Once again, our obsession with dirty words has helped Trump avoid accountability for his real offenses. The focus on the "locker room talk" found on the "Access Hollywood" tape obscured Trump's direct acknowledgment that he had sexually assaulted women. Likewise, the attention in recent days on Trump's "s-word"(and which s-word he used) misses the point. Even if Trump used a G-rated adjective to describe Haiti, El Salvador and African countries - or even if he used no adjective at all - his remark would have been offensive, because of his view that immigrants from wide swaths of the world have nothing to contribute to the United States. Our obsession with the Presidential Potty Mouth, and the rebuke from countries he besmirched, obscures the horrible judgment about immigrants reflected by Trump's statement.

"Why do we want people [from such countries]?" the president asked. Hard facts provide the answer. Immigrants from Africa, Latin America and the Caribbean make up about 43 percent of foreign-born members of our armed forces, while those from Europe account for about 6 percent. African immigrants specifically are more likely to have a college degree (about42 percent) than immigrants from other regions (30 percent), or even native-born Americans (32 percent); notably, a higher percentage of African immigrants are college graduates than immigrants from Norway (38 percent). African immigrants are also more likely to have law, medical or scientific graduate degrees than U.S. natives. Quality of life in one's home country seems to have little correlation to the quality of the contribution that immigrants from that country can make to ours.
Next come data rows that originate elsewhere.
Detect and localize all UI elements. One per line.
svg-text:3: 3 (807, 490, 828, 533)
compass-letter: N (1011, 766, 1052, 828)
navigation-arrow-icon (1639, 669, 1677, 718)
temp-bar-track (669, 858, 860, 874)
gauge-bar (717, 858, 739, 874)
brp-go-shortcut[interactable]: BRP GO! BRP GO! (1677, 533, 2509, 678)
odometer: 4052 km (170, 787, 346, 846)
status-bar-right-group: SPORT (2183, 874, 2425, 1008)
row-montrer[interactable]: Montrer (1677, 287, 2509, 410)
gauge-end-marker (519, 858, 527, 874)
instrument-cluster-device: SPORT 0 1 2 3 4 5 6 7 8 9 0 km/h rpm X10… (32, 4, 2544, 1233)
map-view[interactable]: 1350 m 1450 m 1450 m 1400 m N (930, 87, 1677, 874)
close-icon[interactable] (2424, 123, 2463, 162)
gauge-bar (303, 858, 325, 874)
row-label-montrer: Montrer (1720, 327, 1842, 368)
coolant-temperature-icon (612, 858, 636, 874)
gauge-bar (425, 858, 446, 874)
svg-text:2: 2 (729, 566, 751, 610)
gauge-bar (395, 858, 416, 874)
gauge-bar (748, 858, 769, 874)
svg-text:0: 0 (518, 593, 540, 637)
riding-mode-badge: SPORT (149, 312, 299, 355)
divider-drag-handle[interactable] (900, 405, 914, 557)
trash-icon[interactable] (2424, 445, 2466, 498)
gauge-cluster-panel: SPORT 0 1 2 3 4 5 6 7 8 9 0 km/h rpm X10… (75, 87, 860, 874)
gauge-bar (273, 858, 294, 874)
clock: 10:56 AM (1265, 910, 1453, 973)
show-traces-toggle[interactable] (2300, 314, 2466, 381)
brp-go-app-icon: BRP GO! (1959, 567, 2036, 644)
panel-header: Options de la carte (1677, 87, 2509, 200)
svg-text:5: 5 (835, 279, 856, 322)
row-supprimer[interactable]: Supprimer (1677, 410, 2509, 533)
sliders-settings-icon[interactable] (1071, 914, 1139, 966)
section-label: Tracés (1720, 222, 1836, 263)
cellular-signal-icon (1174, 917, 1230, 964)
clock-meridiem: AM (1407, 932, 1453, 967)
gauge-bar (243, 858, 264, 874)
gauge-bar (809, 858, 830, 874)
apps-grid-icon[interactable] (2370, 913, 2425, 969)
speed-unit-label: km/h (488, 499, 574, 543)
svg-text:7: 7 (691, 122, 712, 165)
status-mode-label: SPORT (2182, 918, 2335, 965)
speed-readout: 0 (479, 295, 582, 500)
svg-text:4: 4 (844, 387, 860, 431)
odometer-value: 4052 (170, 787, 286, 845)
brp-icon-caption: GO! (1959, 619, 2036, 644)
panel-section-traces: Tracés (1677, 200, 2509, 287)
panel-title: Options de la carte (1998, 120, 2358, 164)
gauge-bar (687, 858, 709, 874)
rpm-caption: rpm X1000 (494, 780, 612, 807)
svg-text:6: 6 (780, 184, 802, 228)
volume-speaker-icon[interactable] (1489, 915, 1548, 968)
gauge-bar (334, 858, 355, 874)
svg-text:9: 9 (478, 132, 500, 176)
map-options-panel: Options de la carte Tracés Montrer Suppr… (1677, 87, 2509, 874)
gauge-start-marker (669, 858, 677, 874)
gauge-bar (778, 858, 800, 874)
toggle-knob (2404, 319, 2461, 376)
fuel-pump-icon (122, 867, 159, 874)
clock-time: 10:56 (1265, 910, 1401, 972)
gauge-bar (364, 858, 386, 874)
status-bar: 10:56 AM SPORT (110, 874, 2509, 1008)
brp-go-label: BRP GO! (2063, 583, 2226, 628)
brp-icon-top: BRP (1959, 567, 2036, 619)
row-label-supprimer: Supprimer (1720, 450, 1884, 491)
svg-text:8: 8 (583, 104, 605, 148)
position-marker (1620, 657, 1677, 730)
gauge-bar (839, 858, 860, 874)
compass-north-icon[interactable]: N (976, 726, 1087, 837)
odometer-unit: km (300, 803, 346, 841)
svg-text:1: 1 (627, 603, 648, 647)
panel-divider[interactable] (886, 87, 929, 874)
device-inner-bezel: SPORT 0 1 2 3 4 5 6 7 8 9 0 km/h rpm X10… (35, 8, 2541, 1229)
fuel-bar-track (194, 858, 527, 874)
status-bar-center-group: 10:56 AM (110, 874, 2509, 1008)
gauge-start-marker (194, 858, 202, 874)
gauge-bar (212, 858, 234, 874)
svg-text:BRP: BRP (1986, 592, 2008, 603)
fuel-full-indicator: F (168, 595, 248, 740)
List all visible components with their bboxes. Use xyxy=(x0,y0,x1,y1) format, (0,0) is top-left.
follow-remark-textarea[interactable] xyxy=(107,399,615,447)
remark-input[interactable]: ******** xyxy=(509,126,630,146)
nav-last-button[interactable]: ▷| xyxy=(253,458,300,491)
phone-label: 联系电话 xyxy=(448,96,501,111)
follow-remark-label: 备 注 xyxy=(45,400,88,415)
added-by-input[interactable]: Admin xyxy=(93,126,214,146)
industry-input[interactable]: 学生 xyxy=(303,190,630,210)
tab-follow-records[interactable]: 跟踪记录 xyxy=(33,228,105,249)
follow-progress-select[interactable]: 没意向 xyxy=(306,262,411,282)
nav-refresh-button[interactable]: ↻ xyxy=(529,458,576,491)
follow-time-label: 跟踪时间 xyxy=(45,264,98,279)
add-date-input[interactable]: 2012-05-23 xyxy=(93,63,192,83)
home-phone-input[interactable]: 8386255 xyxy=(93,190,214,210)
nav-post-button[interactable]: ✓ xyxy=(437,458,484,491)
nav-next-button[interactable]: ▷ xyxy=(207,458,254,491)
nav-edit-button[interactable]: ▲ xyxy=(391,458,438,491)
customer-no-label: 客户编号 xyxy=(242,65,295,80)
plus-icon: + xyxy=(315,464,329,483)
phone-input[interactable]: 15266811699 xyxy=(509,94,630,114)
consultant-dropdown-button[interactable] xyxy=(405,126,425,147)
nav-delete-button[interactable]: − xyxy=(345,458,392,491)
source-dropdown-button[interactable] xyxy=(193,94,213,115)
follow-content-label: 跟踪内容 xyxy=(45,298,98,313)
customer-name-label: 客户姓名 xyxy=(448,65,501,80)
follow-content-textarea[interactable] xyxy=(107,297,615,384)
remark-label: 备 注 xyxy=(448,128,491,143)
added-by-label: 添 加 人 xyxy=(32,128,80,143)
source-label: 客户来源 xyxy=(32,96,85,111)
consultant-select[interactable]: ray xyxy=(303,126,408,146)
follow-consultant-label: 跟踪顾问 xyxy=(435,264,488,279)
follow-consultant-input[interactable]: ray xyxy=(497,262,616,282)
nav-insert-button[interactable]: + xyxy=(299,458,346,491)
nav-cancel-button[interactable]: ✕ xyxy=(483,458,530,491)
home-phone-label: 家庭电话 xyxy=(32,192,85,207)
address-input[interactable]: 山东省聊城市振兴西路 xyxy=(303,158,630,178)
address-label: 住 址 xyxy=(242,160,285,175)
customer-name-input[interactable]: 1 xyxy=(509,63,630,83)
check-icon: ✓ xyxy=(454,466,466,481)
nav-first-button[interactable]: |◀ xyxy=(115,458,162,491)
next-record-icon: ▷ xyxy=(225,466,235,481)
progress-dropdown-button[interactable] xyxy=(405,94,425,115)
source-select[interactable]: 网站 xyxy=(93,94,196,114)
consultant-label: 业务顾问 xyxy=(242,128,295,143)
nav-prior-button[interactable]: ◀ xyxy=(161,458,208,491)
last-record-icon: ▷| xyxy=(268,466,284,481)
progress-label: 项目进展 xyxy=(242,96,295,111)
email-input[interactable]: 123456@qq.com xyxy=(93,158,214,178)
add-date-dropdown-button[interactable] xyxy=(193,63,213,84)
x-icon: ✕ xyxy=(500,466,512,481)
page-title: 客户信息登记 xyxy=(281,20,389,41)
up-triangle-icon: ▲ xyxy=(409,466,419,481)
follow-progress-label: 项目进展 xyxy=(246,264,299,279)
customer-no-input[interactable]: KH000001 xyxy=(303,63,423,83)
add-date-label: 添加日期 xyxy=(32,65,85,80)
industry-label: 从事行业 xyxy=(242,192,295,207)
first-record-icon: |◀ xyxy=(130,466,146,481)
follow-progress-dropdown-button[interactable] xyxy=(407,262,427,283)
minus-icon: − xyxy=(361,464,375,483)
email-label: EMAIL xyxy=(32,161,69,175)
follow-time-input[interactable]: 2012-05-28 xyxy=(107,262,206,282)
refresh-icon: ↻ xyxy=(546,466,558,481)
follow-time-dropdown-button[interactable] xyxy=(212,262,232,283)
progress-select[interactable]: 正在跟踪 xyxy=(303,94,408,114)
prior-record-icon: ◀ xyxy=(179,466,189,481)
At a time when the United States is trying to compete globally, immigrants from some troubled places can offer us a critical edge. Steve Jobs was the son of a refugee from one of the world's most distressed corners, Syria; Sundar Pichai, the chief executive of Google, America's most important Internet company, grew up in two-room apartment in Ashok Nagar, India. The examples are nearly endless.

Beyond these economic contributions, selfless acts of heroism by immigrants from countries Trump insulted (like the well-known case of Ghanaian immigrant Emmanuel Mensah) have been in the news in recent days. Top of my mind since the president's tirade has been Dr. Martin Saliaat whose funeral I spoke during my work on the Ebola response. Salia was an African immigrant who worked in church-sponsored medical clinics around the United States. In 2014, he and his wife were raising their two sons in the D.C. area when Ebola ravaged his native land, Sierra Leone.

As West African medical workers died from Ebola at an alarming rate, a call went out for émigrés to return and fill the void. Salia was among the many doctors and nurses who answered. Knowing the danger, he went to serve in a church-run hospital in Freetown, along the country's coast. While performing surgery, Salia was unknowingly exposed to Ebola. Initially misdiagnosed by a local laboratory, his condition was too advanced by the time he was transported back to the United States for treatment. Of the many Americans - native-born and immigrant - who went to West Africa to fight Ebola, Salia was the only one who died.

In the end, maybe we should not be surprised that the president believes that immigrants like Martin Salia have no place in our nation. This is not just because of the color of Salia's skin, or the faraway location of his birth; Salia - like so many immigrants - exhibited a commitment to faith and service, sacrifice and humility, compassion and concern that is profoundly alien to the self-centered occupant of the Oval Office. It is their character, even more so than their country of origin, that may make such people so foreign to the hateful man in the White House.